Basic authentication is simple and convenient, but it is not secure. It should only be used to prevent unintentional access from nonmalicious parties or used in combination with an encryption technology such as SSL.

Consider the following security flaws:

1.       Basic authentication sends the username and password across the network in a form that can trivially be decoded. In effect, the secret password is sent in the clear, for anyone to read and capture. Base-64 encoding obscures the username and password, making it less likely that friendly parties will glean passwords by accidental network observation. However, given a base 64-encoded username and password, the decoding can be performed trivially by reversing the encoding process. Decoding can even be done in seconds, by hand, with pencil and paper! Base 64-encoded passwords are effectively sent "in the clear." Assume that motivated third parties will intercept usernames and passwords sent by basic authentication. If this is a concern, send all your HTTP transactions over SSL encrypted channels, or use a more secure authentication protocol, such as digest authentication.

2.       Even if the secret password were encoded in a scheme that was more complicated to decode, a third party could still capture the garbled username and password and replay the garbled information to origin servers over and over again to gain access. No effort is made to prevent these replay attacks.

3.       Even if basic authentication is used for noncritical applications, such as corporate intranet access control or personalized content, social behavior makes this dangerous. Many users, overwhelmed by a multitude of password-protected services, share usernames and passwords. A clever, malicious party may capture a username and password in the clear from a free Internet email site, for example, and find that the same username and password allow access to critical online banking sites!

4.       Basic authentication offers no protection against proxies or intermediaries that act as middlemen, leaving authentication headers intact but modifying the rest of the message to dramatically change the nature of the transaction.

5.       Basic authentication is vulnerable to spoofing by counterfeit servers. If a user can be led to believe that he is connecting to a valid host protected by basic authentication when, in fact, he is connecting to a hostile server or gateway, the attacker can request a password, store it for later use, and feign an error.

This all said, basic authentication still is useful for providing convenient personalization or access control to documents in an friendly environment, or where privacy is desired but not absolutely necessary. In this way, basic authentication is used to prevent accidental or casual access by curious users.

Be careful that the username/password in basic authentication is not the same as the password on your more secure systems, or malicious users can use them to break into your secure accounts!

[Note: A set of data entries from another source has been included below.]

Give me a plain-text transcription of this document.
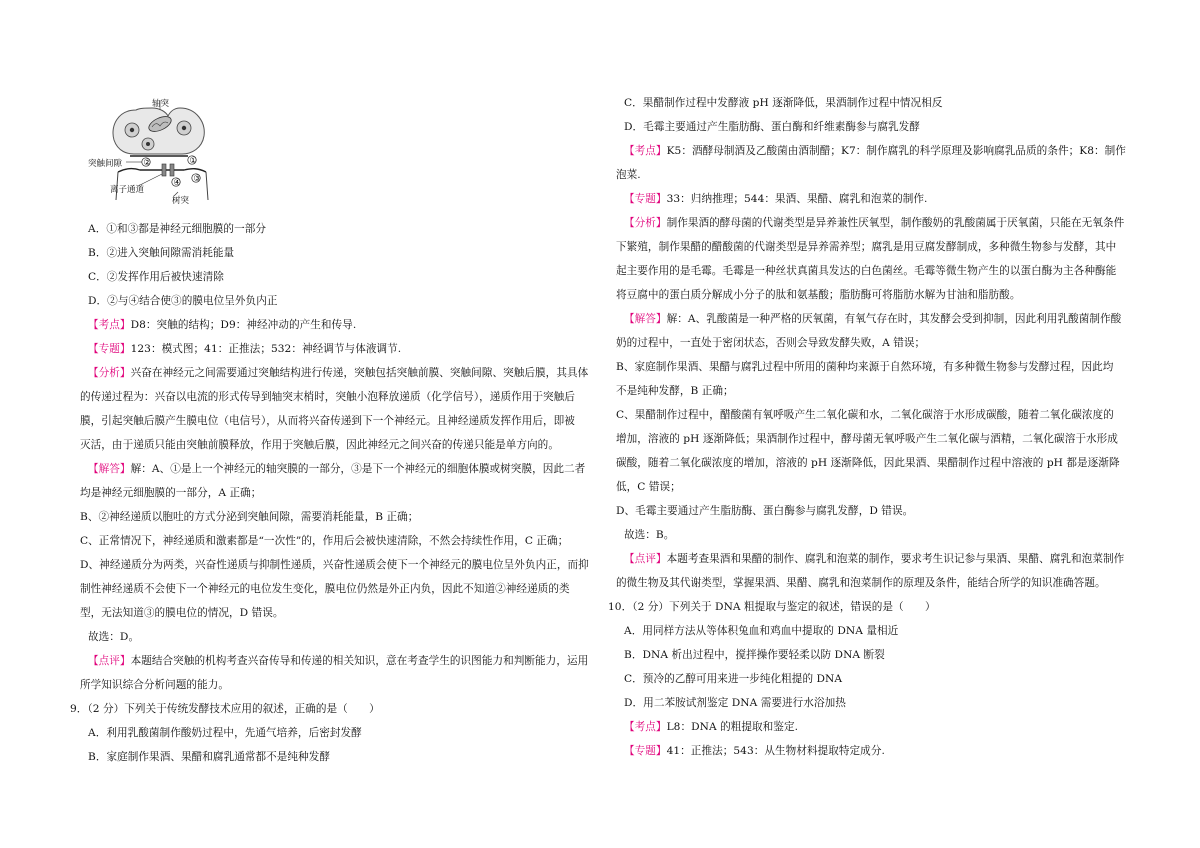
②	①
③
④
轴突
突触间隙
离子通道
树突
A．①和③都是神经元细胞膜的一部分
B．②进入突触间隙需消耗能量
C．②发挥作用后被快速清除
D．②与④结合使③的膜电位呈外负内正
【考点】D8：突触的结构；D9：神经冲动的产生和传导.
【专题】123：模式图；41：正推法；532：神经调节与体液调节.
【分析】兴奋在神经元之间需要通过突触结构进行传递，突触包括突触前膜、突触间隙、突触后膜，其具体
的传递过程为：兴奋以电流的形式传导到轴突末梢时，突触小泡释放递质（化学信号），递质作用于突触后
膜，引起突触后膜产生膜电位（电信号），从而将兴奋传递到下一个神经元。且神经递质发挥作用后，即被
灭活，由于递质只能由突触前膜释放，作用于突触后膜，因此神经元之间兴奋的传递只能是单方向的。
【解答】解：A、①是上一个神经元的轴突膜的一部分，③是下一个神经元的细胞体膜或树突膜，因此二者
均是神经元细胞膜的一部分，A 正确；
B、②神经递质以胞吐的方式分泌到突触间隙，需要消耗能量，B 正确；
C、正常情况下，神经递质和激素都是“一次性”的，作用后会被快速清除，不然会持续性作用，C 正确；
D、神经递质分为两类，兴奋性递质与抑制性递质，兴奋性递质会使下一个神经元的膜电位呈外负内正，而抑
制性神经递质不会使下一个神经元的电位发生变化，膜电位仍然是外正内负，因此不知道②神经递质的类
型，无法知道③的膜电位的情况，D 错误。
故选：D。
【点评】本题结合突触的机构考查兴奋传导和传递的相关知识，意在考查学生的识图能力和判断能力，运用
所学知识综合分析问题的能力。
9．（2 分）下列关于传统发酵技术应用的叙述，正确的是（　　）
A．利用乳酸菌制作酸奶过程中，先通气培养，后密封发酵
B．家庭制作果酒、果醋和腐乳通常都不是纯种发酵
C．果醋制作过程中发酵液 pH 逐渐降低，果酒制作过程中情况相反
D．毛霉主要通过产生脂肪酶、蛋白酶和纤维素酶参与腐乳发酵
【考点】K5：酒酵母制酒及乙酸菌由酒制醋；K7：制作腐乳的科学原理及影响腐乳品质的条件；K8：制作
泡菜.
【专题】33：归纳推理；544：果酒、果醋、腐乳和泡菜的制作.
【分析】制作果酒的酵母菌的代谢类型是异养兼性厌氧型，制作酸奶的乳酸菌属于厌氧菌，只能在无氧条件
下繁殖，制作果醋的醋酸菌的代谢类型是异养需养型；腐乳是用豆腐发酵制成，多种微生物参与发酵，其中
起主要作用的是毛霉。毛霉是一种丝状真菌具发达的白色菌丝。毛霉等微生物产生的以蛋白酶为主各种酶能
将豆腐中的蛋白质分解成小分子的肽和氨基酸；脂肪酶可将脂肪水解为甘油和脂肪酸。
【解答】解：A、乳酸菌是一种严格的厌氧菌，有氧气存在时，其发酵会受到抑制，因此利用乳酸菌制作酸
奶的过程中，一直处于密闭状态，否则会导致发酵失败，A 错误；
B、家庭制作果酒、果醋与腐乳过程中所用的菌种均来源于自然环境，有多种微生物参与发酵过程，因此均
不是纯种发酵，B 正确；
C、果醋制作过程中，醋酸菌有氧呼吸产生二氧化碳和水，二氧化碳溶于水形成碳酸，随着二氧化碳浓度的
增加，溶液的 pH 逐渐降低；果酒制作过程中，酵母菌无氧呼吸产生二氧化碳与酒精，二氧化碳溶于水形成
碳酸，随着二氧化碳浓度的增加，溶液的 pH 逐渐降低，因此果酒、果醋制作过程中溶液的 pH 都是逐渐降
低，C 错误；
D、毛霉主要通过产生脂肪酶、蛋白酶参与腐乳发酵，D 错误。
故选：B。
【点评】本题考查果酒和果醋的制作、腐乳和泡菜的制作，要求考生识记参与果酒、果醋、腐乳和泡菜制作
的微生物及其代谢类型，掌握果酒、果醋、腐乳和泡菜制作的原理及条件，能结合所学的知识准确答题。
10．（2 分）下列关于 DNA 粗提取与鉴定的叙述，错误的是（　　）
A．用同样方法从等体积兔血和鸡血中提取的 DNA 量相近
B．DNA 析出过程中，搅拌操作要轻柔以防 DNA 断裂
C．预冷的乙醇可用来进一步纯化粗提的 DNA
D．用二苯胺试剂鉴定 DNA 需要进行水浴加热
【考点】L8：DNA 的粗提取和鉴定.
【专题】41：正推法；543：从生物材料提取特定成分.
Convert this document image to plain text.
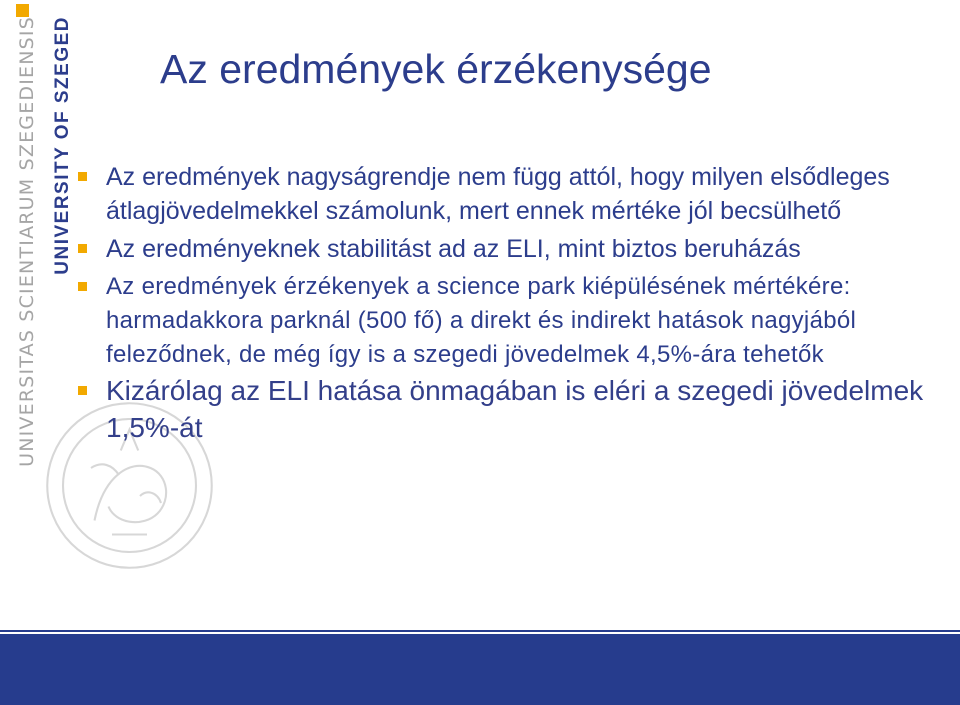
UNIVERSITAS SCIENTIARUM SZEGEDIENSIS UNIVERSITY OF SZEGED Az eredmények érzékenysége
Az eredmények nagyságrendje nem függ attól, hogy milyen elsődleges átlagjövedelmekkel számolunk, mert ennek mértéke jól becsülhető
Az eredményeknek stabilitást ad az ELI, mint biztos beruházás
Az eredmények érzékenyek a science park kiépülésének mértékére: harmadakkora parknál (500 fő) a direkt és indirekt hatások nagyjából feleződnek, de még így is a szegedi jövedelmek 4,5%-ára tehetők
Kizárólag az ELI hatása önmagában is eléri a szegedi jövedelmek 1,5%-át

For example, inside a corporation, product management may password-protect future product plans to limit premature distribution. Basic authentication makes it sufficiently inconvenient for friendly parties to access this data. Likewise, you might password-protect personal photos or private web sites that aren't top-secret or don't contain valuable information, but really aren't anyone else's business either.

While not very secure, internal employees of the company usually are unmotivated to maliciously capture passwords. That said, corporate espionage does occur, and vengeful, disgruntled employees do exist, so it is wise to place any data that would be very harmful if maliciously acquired under a stronger security scheme.

Basic authentication can be made secure by combining it with encrypted data transmission (such as SSL) to conceal the username and password from malicious individuals. This is a common technique.

We discuss secure encryption in Chapter 14. The next chapter explains a more sophisticated HTTP authentication protocol, digest authentication, that has stronger security properties than basic authentication.